By Jim Ellis
Feb. 12, 2019 — The death of veteran North Carolina Rep. Walter Jones Jr. (R-Farmville) on Sunday, Feb. 10, 2019 — his 76th birthday — has sent the state’s 3rd District into a special election that will likely last all the way to Sep. 10, and the campaign will be unusually competitive.Since the district was drawn in its current configuration in 2011, the Democrats have spent only an aggregate of $53,000 in challenging Rep. Jones. In 2018, he was unopposed. Two years earlier, Democratic nominee Ernest Reeves placed his name on the ballot but literally spent no money. During the four post-2010 census elections, Jones averaged 74.5 percent of the vote, and 66.0 percent when the uncontested campaign is removed from the configuration.

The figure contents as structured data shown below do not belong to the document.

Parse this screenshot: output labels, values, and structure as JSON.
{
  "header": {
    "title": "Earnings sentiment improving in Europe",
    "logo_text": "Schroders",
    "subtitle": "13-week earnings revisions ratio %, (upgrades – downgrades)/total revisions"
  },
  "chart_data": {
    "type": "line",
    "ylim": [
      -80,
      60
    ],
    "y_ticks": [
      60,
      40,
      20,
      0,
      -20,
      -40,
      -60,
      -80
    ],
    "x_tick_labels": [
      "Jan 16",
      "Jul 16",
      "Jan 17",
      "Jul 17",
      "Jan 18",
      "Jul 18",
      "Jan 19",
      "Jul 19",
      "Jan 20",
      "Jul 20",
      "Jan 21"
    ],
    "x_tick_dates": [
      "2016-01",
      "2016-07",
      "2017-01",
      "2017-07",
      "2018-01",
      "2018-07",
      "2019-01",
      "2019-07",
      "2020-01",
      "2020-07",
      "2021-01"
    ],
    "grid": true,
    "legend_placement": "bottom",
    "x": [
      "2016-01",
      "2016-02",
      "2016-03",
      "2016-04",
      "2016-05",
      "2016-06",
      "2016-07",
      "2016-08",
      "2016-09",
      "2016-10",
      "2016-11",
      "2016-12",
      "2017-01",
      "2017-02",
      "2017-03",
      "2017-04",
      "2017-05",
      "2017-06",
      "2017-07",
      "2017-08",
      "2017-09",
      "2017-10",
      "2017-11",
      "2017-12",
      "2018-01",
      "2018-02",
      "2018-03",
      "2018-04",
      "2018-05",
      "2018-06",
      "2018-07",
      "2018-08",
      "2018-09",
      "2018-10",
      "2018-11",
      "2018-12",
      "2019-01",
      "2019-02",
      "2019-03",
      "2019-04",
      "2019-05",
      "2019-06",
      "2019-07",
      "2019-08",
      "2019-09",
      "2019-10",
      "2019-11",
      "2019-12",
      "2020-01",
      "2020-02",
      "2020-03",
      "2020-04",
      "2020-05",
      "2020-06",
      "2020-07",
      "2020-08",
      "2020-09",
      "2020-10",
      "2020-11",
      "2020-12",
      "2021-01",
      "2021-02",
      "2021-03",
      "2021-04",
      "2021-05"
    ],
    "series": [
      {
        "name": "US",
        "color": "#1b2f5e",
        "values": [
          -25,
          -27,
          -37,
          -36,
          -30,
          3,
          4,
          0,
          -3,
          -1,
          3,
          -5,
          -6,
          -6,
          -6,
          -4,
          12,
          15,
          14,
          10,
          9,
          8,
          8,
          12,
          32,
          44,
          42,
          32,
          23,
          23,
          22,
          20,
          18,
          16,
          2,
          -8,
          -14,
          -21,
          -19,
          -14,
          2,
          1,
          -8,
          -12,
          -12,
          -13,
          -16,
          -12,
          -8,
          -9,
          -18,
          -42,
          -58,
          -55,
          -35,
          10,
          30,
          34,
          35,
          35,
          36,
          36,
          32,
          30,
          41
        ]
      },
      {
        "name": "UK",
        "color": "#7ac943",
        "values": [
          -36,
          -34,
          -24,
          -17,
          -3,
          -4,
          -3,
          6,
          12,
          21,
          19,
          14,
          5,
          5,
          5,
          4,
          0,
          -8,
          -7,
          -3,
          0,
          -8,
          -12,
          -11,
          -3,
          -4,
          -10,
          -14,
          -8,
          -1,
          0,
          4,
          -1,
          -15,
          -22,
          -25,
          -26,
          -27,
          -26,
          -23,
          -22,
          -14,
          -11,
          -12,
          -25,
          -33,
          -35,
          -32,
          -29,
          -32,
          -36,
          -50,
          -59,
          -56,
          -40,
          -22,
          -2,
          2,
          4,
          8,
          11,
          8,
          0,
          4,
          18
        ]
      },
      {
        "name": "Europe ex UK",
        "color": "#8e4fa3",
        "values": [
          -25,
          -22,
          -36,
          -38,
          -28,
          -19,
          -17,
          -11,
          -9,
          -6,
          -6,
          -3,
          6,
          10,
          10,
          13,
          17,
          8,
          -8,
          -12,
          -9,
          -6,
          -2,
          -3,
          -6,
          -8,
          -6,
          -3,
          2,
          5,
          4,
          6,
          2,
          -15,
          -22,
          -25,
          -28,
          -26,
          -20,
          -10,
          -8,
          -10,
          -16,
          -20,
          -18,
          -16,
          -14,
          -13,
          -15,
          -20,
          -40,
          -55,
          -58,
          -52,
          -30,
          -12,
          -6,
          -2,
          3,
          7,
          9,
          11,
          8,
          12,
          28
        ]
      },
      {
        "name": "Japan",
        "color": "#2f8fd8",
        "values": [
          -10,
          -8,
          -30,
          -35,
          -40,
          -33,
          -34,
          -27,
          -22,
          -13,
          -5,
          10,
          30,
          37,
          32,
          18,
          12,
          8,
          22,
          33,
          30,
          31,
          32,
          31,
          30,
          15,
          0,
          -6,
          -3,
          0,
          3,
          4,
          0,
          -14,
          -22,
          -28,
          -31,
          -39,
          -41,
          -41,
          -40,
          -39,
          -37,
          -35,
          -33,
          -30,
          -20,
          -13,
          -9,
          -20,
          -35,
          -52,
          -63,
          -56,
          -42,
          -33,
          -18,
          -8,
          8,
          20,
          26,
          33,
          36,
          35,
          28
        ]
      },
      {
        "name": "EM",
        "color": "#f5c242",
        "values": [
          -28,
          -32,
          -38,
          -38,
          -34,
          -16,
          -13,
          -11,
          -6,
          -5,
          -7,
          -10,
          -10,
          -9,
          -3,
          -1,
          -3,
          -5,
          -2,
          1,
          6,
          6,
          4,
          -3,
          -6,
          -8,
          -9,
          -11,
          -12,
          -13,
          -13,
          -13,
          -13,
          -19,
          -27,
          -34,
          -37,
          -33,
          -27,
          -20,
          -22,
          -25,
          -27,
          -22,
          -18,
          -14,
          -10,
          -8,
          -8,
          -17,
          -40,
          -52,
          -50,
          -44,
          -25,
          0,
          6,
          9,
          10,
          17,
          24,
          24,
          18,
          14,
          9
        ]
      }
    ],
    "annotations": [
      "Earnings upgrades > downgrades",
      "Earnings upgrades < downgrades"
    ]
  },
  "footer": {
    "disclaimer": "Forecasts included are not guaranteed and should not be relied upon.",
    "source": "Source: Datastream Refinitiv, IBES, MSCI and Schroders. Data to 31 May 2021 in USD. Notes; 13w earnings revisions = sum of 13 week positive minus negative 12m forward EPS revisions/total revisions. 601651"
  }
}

But, the special election campaign looks very different and will be the first truly competitive campaign in this part of eastern North Carolina since Jones unseated then-Rep. Martin Lancaster all the way back in 1994.
On Friday, candidate filing closed and no less than 26 Republicans, Democrats, and minor party candidates filed to run in the April 30 primary. With so many names on the ballot it is possible that both major parties could be forced into runoff elections even though North Carolina has only a 30 percent runoff rule.
For the Republicans, 17 individuals filed including a two-time primary opponent to Rep. Jones, three sitting state representatives, and the state Republican Party vice chair. But the Democrats, for the first time in more than two decades, have legitimate contenders in a district that should continually elect Republicans. The six-person Democratic field contains two former mayors, one of Greenville, the other New Bern, and two retired Marine Corps officers.
The significant Republican candidates appear to be 2016 and ’18 candidate Phil Law, state Reps. Greg Murphy (R-Greenville), Phil Shepard (R-Jacksonville), and Michael Speciale (R-New Bern), Currituck County Commissioners Paul Beaufort and Mike Payment, Lenoir County Commissioner Eric Rouse, state Republican Party Vice Chair Michele Nix, physician and University of North Carolina Board of Governors member Joan Perry, retired Marine Corps Colonel Francis Deluca, and businesswoman Celeste Cairns, the cousin of freshman Texas Congressman Lance Gooden (R-Terrell).
The key Democrats are former mayors Allen Thomas (Greenville) and Dana Outlaw (New Bern), retired Marine colonel, Richard Bew, and retired Marine Corps major and former state House candidate Ike Johnson.
In order to have a chance to win the special general election, the Democrats will need to see one of their candidates establish a consensus to the point of exceeding 30 percent support to claim the nomination with a plurality vote. This would give the eventual winner more than two months to build an organization while the Republicans inevitably fight through a July 9 runoff.
NC-3 has a strong Republican history. The district supported President Trump, 60-37 percent, while the state voted for him, 50-46 percent. In 2012, Mitt Romney carried the seat, 58-41 percent, while winning the state 50-48 percent. Four years earlier, John McCain scored a 57-42 percent win in the 3rd while losing North Carolina to then-Sen. Barack Obama by a half percentage point. Therefore, this district has consistently run between 7-10 points more Republican than the statewide vote in national elections.
The 3rd District begins at the Virginia border in the northeastern corner of the Tar Heel State, and then travels south to include all of the Outer Banks region from Knotts Island to Morehead City, Emerald Isle, and Surf City. The top population centers are the cities of Jacksonville and New Bern, and part of Greenville.